2003年に和訳が発行された著書「メディア・コントロール」の中で、チョムスキーは2つの民主主義社会について述べています。一つは「一般の人びとが自分たちの問題を自分たちで考え、その決定にそれなりの影響をおよぼせる手段をもっていて、情報へのアクセスが開かれている環境にある社会」であり、もう一つは「一般の人びとを彼ら自身の問題に決してかかわらせてはならず、情報へのアクセスは一部の人間のあいだだけで厳重に管理しておかなければならないとするもの」です。チョムスキーは後者の民主主義こそ現在のアメリカにおける民主主義であるとしており、今回の論稿はこれらのことを改めて指摘したものと言えます。

チョムスキーのこれらの指摘は、現在の(基本的にはアメリカにおける)企業と政治の関係に対する彼の否定的な(というよりはこれを完全に否定する)見方と密接に関わっています。彼の指摘は決して難しいものではありません。むしろ単純とすら思えます。要は企業が主に広告主としてマスメディアに影響を与え、またロビー活動や献金を通じて政治に強い影響力を及ぼしている、それらの結果アメリカの真の意味での民主主義が衰退している、というものです。
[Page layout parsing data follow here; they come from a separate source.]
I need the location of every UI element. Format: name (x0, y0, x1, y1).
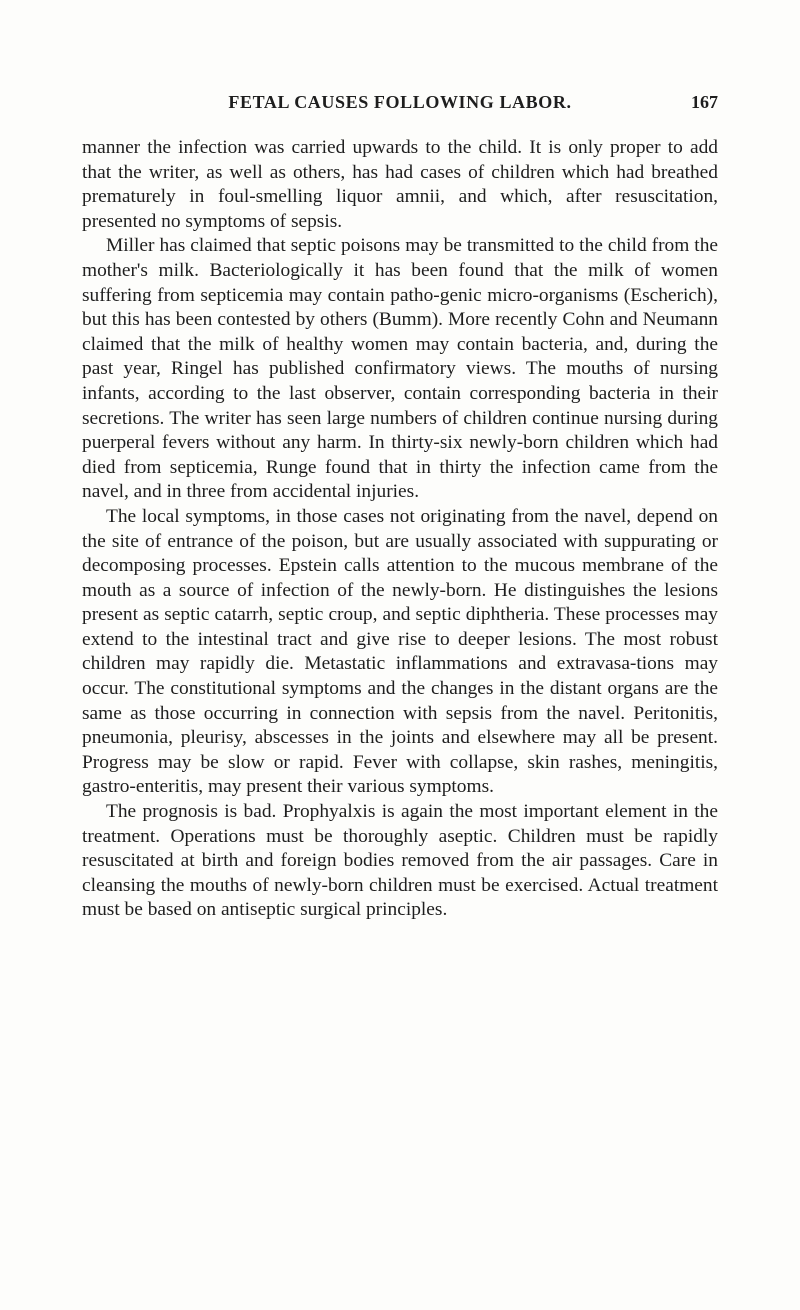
paragraph-infection-upwards: manner the infection was carried upwards to the child. It is only proper to add that the writer, as well as others, has had cases of children which had breathed prematurely in foul-smelling liquor amnii, and which, after resuscitation, presented no symptoms of sepsis. (82, 137, 718, 232)
running-head (82, 92, 718, 118)
page-number: 167 (691, 92, 718, 112)
body-text (82, 136, 718, 923)
paragraph-prognosis: The prognosis is bad. Prophyalxis is again the most important element in the treatment. Operations must be thoroughly aseptic. Children must be rapidly resuscitated at birth and foreign bodies removed from the air passages. Care in cleansing the mouths of newly-born children must be exercised. Actual treatment must be based on antiseptic surgical principles. (82, 801, 718, 921)
paragraph-local-symptoms: The local symptoms, in those cases not originating from the navel, depend on the site of entrance of the poison, but are usually associated with suppurating or decomposing processes. Epstein calls attention to the mucous membrane of the mouth as a source of infection of the newly-born. He distinguishes the lesions present as septic catarrh, septic croup, and septic diphtheria. These processes may extend to the intestinal tract and give rise to deeper lesions. The most robust children may rapidly die. Metastatic inflammations and extravasa-tions may occur. The constitutional symptoms and the changes in the distant organs are the same as those occurring in connection with sepsis from the navel. Peritonitis, pneumonia, pleurisy, abscesses in the joints and elsewhere may all be present. Progress may be slow or rapid. Fever with collapse, skin rashes, meningitis, gastro-enteritis, may present their various symptoms. (82, 505, 718, 798)
paragraph-milk-transmission: Miller has claimed that septic poisons may be transmitted to the child from the mother's milk. Bacteriologically it has been found that the milk of women suffering from septicemia may contain patho-genic micro-organisms (Escherich), but this has been contested by others (Bumm). More recently Cohn and Neumann claimed that the milk of healthy women may contain bacteria, and, during the past year, Ringel has published confirmatory views. The mouths of nursing infants, according to the last observer, contain corresponding bacteria in their secretions. The writer has seen large numbers of children continue nursing during puerperal fevers without any harm. In thirty-six newly-born children which had died from septicemia, Runge found that in thirty the infection came from the navel, and in three from accidental injuries. (82, 235, 718, 503)
running-title: FETAL CAUSES FOLLOWING LABOR. (228, 92, 572, 112)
今回の論稿におけるチョムスキーの主張のポイントは、現在のアメリカの民主主義が特定の利権集団の便益を偏重するシステムとなってしまっているという点だと思います。そして中でも強力な力を持っている利権集団の一つが企業だということです。チョムスキーがその著書や講演等で特に問題視している企業の影響力は以下の3点です。
  • 政治への影響力
  • マスメディアへの影響力
  • 従業員への影響力
次回以降でこの3点について私が思うことを書き、社会における企業のあり方について考察を深めたいと思います。